Sen. Dianne Feinstein (D-CA) joined a chorus of critics last year, blaming the CFTC for a failure to properly perform its oversight responsibility for energy trading markets. Feinstein also renewed her call for passage of legislation she has sponsored to increase transparency and accountability in energy trading markets for oil and natural gas (see Daily GPI, Sept. 28, 2006).

ICE took issue with the Senate subcommittee’s report on Monday. “With great respect for the work of the staff, we believe that the report does not fully reflect the level of oversight that now exists in the natural gas markets today,” said ICE CEO Jeffrey C. Sprecher. “We…have already implemented, since the end of 2006, a large trader reporting system related to Henry Hub natural gas markets. The report itself describes the CFTC’s large trader reporting system as the agency’s primary tool for identifying suspect conduct and the ‘backbone’ of its market surveillance program…We will continue to work with the CFTC to provide it with this information to ensure the integrity of price discovery.”

ICE also said that to ensure the aims of the committee are met, it agrees with the minority staff’s view that regulation should not create incentives for traders to shift from venues into which the CFTC has visibility into the large, unregulated off-exchange markets, where no reporting or record-keeping obligations exist. The exchange noted that while it offers the most transparent and auditable portion of the OTC market through electronic trading and digital record-keeping of each transaction conducted in its marketplace, ICE represents only a small part of a substantially larger OTC market.

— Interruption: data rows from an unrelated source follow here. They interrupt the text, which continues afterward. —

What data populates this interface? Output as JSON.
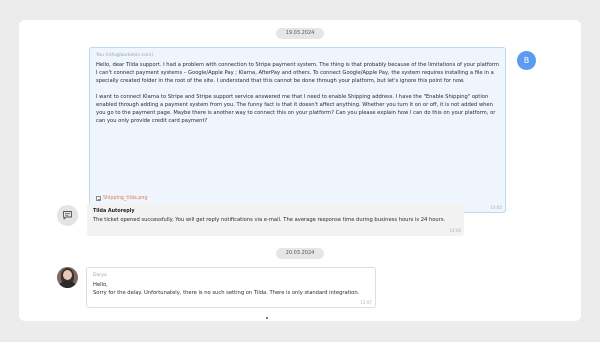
{
  "dates": [
    "19.03.2024",
    "20.03.2024"
  ],
  "user_message": {
    "avatar_letter": "B",
    "sender": "You (info@borkekin.com)",
    "paragraphs": [
      "Hello, dear Tilda support. I had a problem with connection to Stripe payment system. The thing is that probably because of the limitations of your platform I can't connect payment systems – Google/Apple Pay ; Klarna, AfterPay and others. To connect Google/Apple Pay, the system requires installing a file in a specially created folder in the root of the site. I understand that this cannot be done through your platform, but let's ignore this point for now.",
      "I want to connect Klarna to Stripe and Stripe support service answered me that I need to enable Shipping address. I have the \"Enable Shipping\" option enabled through adding a payment system from you. The funny fact is that it doesn't affect anything. Whether you turn it on or off, it is not added when you go to the payment page. Maybe there is another way to connect this on your platform? Can you please explain how I can do this on your platform, or can you only provide credit card payment?"
    ],
    "attachments": [
      "Shipping_tilda.png",
      "checkout1953.png"
    ],
    "time": "14:05"
  },
  "autoreply": {
    "icon": "chat-bubble-icon",
    "sender": "Tilda Autoreply",
    "text": "The ticket opened successfully. You will get reply notifications via e-mail. The average response time during business hours is 24 hours.",
    "time": "14:06"
  },
  "agent_message": {
    "sender": "Darya",
    "lines": [
      "Hello,",
      "Sorry for the delay. Unfortunately, there is no such setting on Tilda. There is only standard integration."
    ],
    "time": "12:07"
  }
}
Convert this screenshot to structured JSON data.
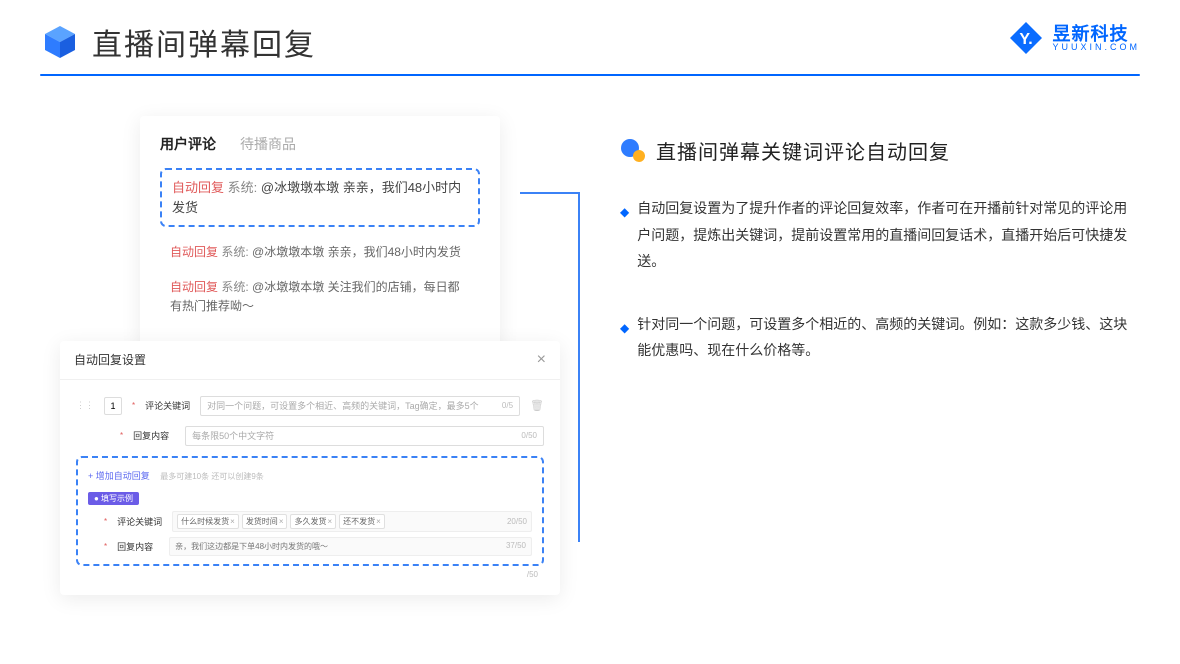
{
  "header": {
    "title": "直播间弹幕回复"
  },
  "logo": {
    "cn": "昱新科技",
    "en": "YUUXIN.COM"
  },
  "commentsPanel": {
    "tab1": "用户评论",
    "tab2": "待播商品",
    "replyTag": "自动回复",
    "sysTag": "系统:",
    "item1": "@冰墩墩本墩 亲亲，我们48小时内发货",
    "item2": "@冰墩墩本墩 亲亲，我们48小时内发货",
    "item3": "@冰墩墩本墩 关注我们的店铺，每日都有热门推荐呦～"
  },
  "settingsPanel": {
    "title": "自动回复设置",
    "idx": "1",
    "labelKw": "评论关键词",
    "phKw": "对同一个问题，可设置多个相近、高频的关键词，Tag确定，最多5个",
    "countKw": "0/5",
    "labelReply": "回复内容",
    "phReply": "每条限50个中文字符",
    "countReply": "0/50",
    "addLink": "+ 增加自动回复",
    "addHint": "最多可建10条 还可以创建9条",
    "exBadge": "● 填写示例",
    "exKwLabel": "评论关键词",
    "tag1": "什么时候发货",
    "tag2": "发货时间",
    "tag3": "多久发货",
    "tag4": "还不发货",
    "exKwCount": "20/50",
    "exReplyLabel": "回复内容",
    "exReplyText": "亲，我们这边都是下单48小时内发货的哦～",
    "exReplyCount": "37/50",
    "trailCount": "/50"
  },
  "right": {
    "sectionTitle": "直播间弹幕关键词评论自动回复",
    "b1": "自动回复设置为了提升作者的评论回复效率，作者可在开播前针对常见的评论用户问题，提炼出关键词，提前设置常用的直播间回复话术，直播开始后可快捷发送。",
    "b2": "针对同一个问题，可设置多个相近的、高频的关键词。例如：这款多少钱、这块能优惠吗、现在什么价格等。"
  }
}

“Tremendous strides have been made with respect to the transparency and soundness of the energy markets in the last five years as the result of market-driven solutions,” ICE said. “In addition, due to ICE’s development of OTC clearing, the market has been able to quickly and efficiently absorb the transfer of positions after an event like Amaranth in a manner that did not present systemic risk to the broader market, largely as the result of the margining system that effectively prevented risks from spreading.”

Commenting on the Senate’s report, one New York-based energy broker said it will be interesting to see what comes from it.

“While the Amaranth collapse was probably the exception and not the rule, it shows what you can do with a lot of money,” the broker said. “You can go from a regulated to an unregulated exchange. Is that a good or bad thing? I think that is what the Senate is going to have to determine.

“It will be interesting to see what the Senate does, or doesn’t do in an election year,” the broker added. “I really think the CFTC needs to ask the Senate for something because what they ask for they will likely get. What we have seen so far with regards to the CFTC is that they have never asked for anything. They have said that they don’t want to regulate those guys like Amaranth. Now, with all of the publicity, they might say they can now regulate, but they need ‘X’ amount of dollars as a budget.”